BoJ, 2016'da çoğunlukla güçlenen yenin ihracat ağırlıklı ekonomisine zarar vermesini önlemek ve deflasyonla mücadele kapsamında başladığı negatif faiz politikasına, büyük şirketlerdeki önemli ücret artışlarının ardından son verme kararı aldı.
Banka, kısa vadeli faiz oranlarını yüzde eksi 0,1'den yüzde 0 ila yüzde 0,1 aralığına yükseltti. Böylece, BoJ, 17 yıl sonra yaptığı ilk faiz artırımıyla, dünyanın önde gelen merkez bankaları arasında negatif faiz politikasını terk eden son banka oldu.
BoJ, negatif faiz politikasına son vermenin yanında, 10 yıllık Japon devlet tahvillerine ilişkin getiri eğrisi kontrolünü de sona erdirdi.
Faiz oranlarındaki geri dönüş hisse senedi piyasalarını desteklerken, Japon yeni şaşırtıcı şekilde baskı altına girdi. Dolar/yen paritesi 150 seviyesinin üzerine çıktı.
Analistler, yenin tepkisinin muhtemelen belirsiz görünümün bir sonucu olduğunu belirterek, Başkan Ueda'nın başka adımlar atılıp atılmayacağı ve ne ölçüde adımlar beklenebileceği konusunda bir işaret vermediğini anımsattı.
Düşük büyüme ve deflasyonla mücadele için başvurulan negatif faizler, para politikasının "olağan dışı" araçlarından biri olarak tanımlanıyor.
Negatif faizler, bankaların merkez bankalarında tuttuğu rezervler için faiz alması yerine faiz ödemesi anlamına geliyor.
Bankaların rezervlerini merkez bankasında tutmak yerine kredi vermesi için kullanmaya teşvik eden negatif faizler, aynı zamanda borçlanma maliyetini düşürerek kredi talebini artırmayı amaçlıyor.
Nispeten alışılmadık bir para politikası aracı olan negatif faiz oranları, genellikle uzun vadeli bir strateji değil, ekonomik toparlanmayı desteklemek veya deflasyonist baskılarla mücadele etmek için geçici bir önlem olarak uygulanıyor.
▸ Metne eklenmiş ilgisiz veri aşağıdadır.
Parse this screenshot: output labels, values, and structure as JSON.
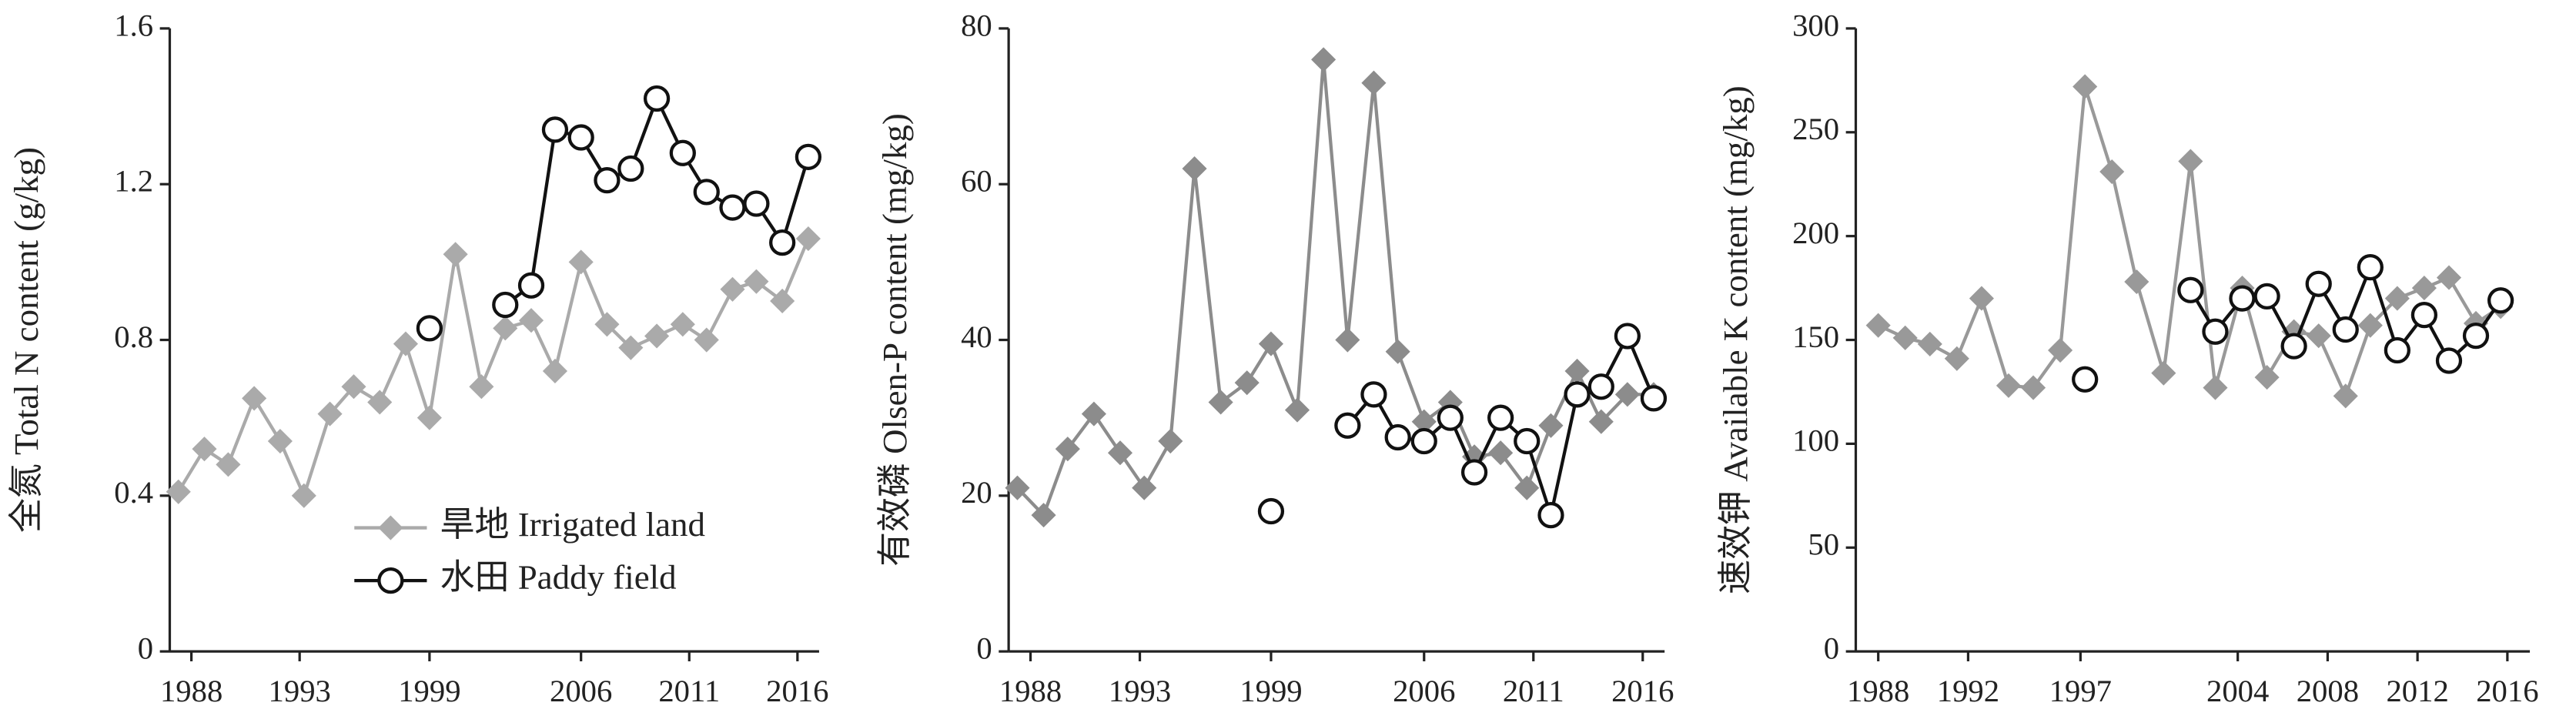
{
  "chart_data": [
    {
      "type": "line",
      "ylabel": "全氮 Total N content (g/kg)",
      "x": [
        1987.4,
        1988.6,
        1989.7,
        1990.9,
        1992.1,
        1993.2,
        1994.4,
        1995.5,
        1996.7,
        1997.9,
        1999.0,
        2000.2,
        2001.4,
        2002.5,
        2003.7,
        2004.8,
        2006.0,
        2007.2,
        2008.3,
        2009.5,
        2010.7,
        2011.8,
        2013.0,
        2014.1,
        2015.3,
        2016.5
      ],
      "xlim": [
        1987,
        2017
      ],
      "xticks": [
        1988,
        1993,
        1999,
        2006,
        2011,
        2016
      ],
      "ylim": [
        0,
        1.6
      ],
      "yticks": [
        0,
        0.4,
        0.8,
        1.2,
        1.6
      ],
      "legend": "lower left",
      "series": [
        {
          "name": "旱地 Irrigated land",
          "color": "#aaaaaa",
          "marker": "diamond",
          "values": [
            0.41,
            0.52,
            0.48,
            0.65,
            0.54,
            0.4,
            0.61,
            0.68,
            0.64,
            0.79,
            0.6,
            1.02,
            0.68,
            0.83,
            0.85,
            0.72,
            1.0,
            0.84,
            0.78,
            0.81,
            0.84,
            0.8,
            0.93,
            0.95,
            0.9,
            1.06
          ]
        },
        {
          "name": "水田 Paddy field",
          "color": "#111111",
          "marker": "circle",
          "values": [
            null,
            null,
            null,
            null,
            null,
            null,
            null,
            null,
            null,
            null,
            0.83,
            null,
            null,
            0.89,
            0.94,
            1.34,
            1.32,
            1.21,
            1.24,
            1.42,
            1.28,
            1.18,
            1.14,
            1.15,
            1.05,
            1.27
          ]
        }
      ]
    },
    {
      "type": "line",
      "ylabel": "有效磷 Olsen-P content (mg/kg)",
      "x": [
        1987.4,
        1988.6,
        1989.7,
        1990.9,
        1992.1,
        1993.2,
        1994.4,
        1995.5,
        1996.7,
        1997.9,
        1999.0,
        2000.2,
        2001.4,
        2002.5,
        2003.7,
        2004.8,
        2006.0,
        2007.2,
        2008.3,
        2009.5,
        2010.7,
        2011.8,
        2013.0,
        2014.1,
        2015.3,
        2016.5
      ],
      "xlim": [
        1987,
        2017
      ],
      "xticks": [
        1988,
        1993,
        1999,
        2006,
        2011,
        2016
      ],
      "ylim": [
        0,
        80
      ],
      "yticks": [
        0,
        20,
        40,
        60,
        80
      ],
      "series": [
        {
          "color": "#8c8c8c",
          "marker": "diamond",
          "values": [
            21,
            17.5,
            26,
            30.5,
            25.5,
            21,
            27,
            62,
            32,
            34.5,
            39.5,
            31,
            76,
            40,
            73,
            38.5,
            29.5,
            32,
            25,
            25.5,
            21,
            29,
            36,
            29.5,
            33,
            33
          ]
        },
        {
          "color": "#111111",
          "marker": "circle",
          "values": [
            null,
            null,
            null,
            null,
            null,
            null,
            null,
            null,
            null,
            null,
            18,
            null,
            null,
            29,
            33,
            27.5,
            27,
            30,
            23,
            30,
            27,
            17.5,
            33,
            34,
            40.5,
            32.5
          ]
        }
      ]
    },
    {
      "type": "line",
      "ylabel": "速效钾 Available K content (mg/kg)",
      "x": [
        1988.0,
        1989.2,
        1990.3,
        1991.5,
        1992.6,
        1993.8,
        1994.9,
        1996.1,
        1997.2,
        1998.4,
        1999.5,
        2000.7,
        2001.9,
        2003.0,
        2004.2,
        2005.3,
        2006.5,
        2007.6,
        2008.8,
        2009.9,
        2011.1,
        2012.3,
        2013.4,
        2014.6,
        2015.7
      ],
      "xlim": [
        1987,
        2017
      ],
      "xticks": [
        1988,
        1992,
        1997,
        2004,
        2008,
        2012,
        2016
      ],
      "ylim": [
        0,
        300
      ],
      "yticks": [
        0,
        50,
        100,
        150,
        200,
        250,
        300
      ],
      "series": [
        {
          "color": "#999999",
          "marker": "diamond",
          "values": [
            157,
            151,
            148,
            141,
            170,
            128,
            127,
            145,
            272,
            231,
            178,
            134,
            236,
            127,
            175,
            132,
            154,
            152,
            123,
            157,
            170,
            175,
            180,
            158,
            166
          ]
        },
        {
          "color": "#111111",
          "marker": "circle",
          "values": [
            null,
            null,
            null,
            null,
            null,
            null,
            null,
            null,
            131,
            null,
            null,
            null,
            174,
            154,
            170,
            171,
            147,
            177,
            155,
            185,
            145,
            162,
            140,
            152,
            169
          ]
        }
      ]
    }
  ]
}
Dünya genelinde birçok merkez bankası, geçmişte para politikası araçlarının bir parçası olarak negatif faiz oranlarını uygulamaya koyarken, BoJ'un yanı sıra Avrupa (ECB), Danimarka, İsveç (Riksbank) ve İsviçre (SNB) merkez bankaları bir süre politika faizlerini negatif seviyede tuttu.
Negatif faiz oranlarına karşı olanlar, sıfırın altındaki faiz oranlarının piyasalardaki fiyat mekanizmasını bozduğunu belirterek, negatif oranların aynı zamanda finans kuruluşlarının borç vermekten kazandıkları marjı da daralttığını savunuyor.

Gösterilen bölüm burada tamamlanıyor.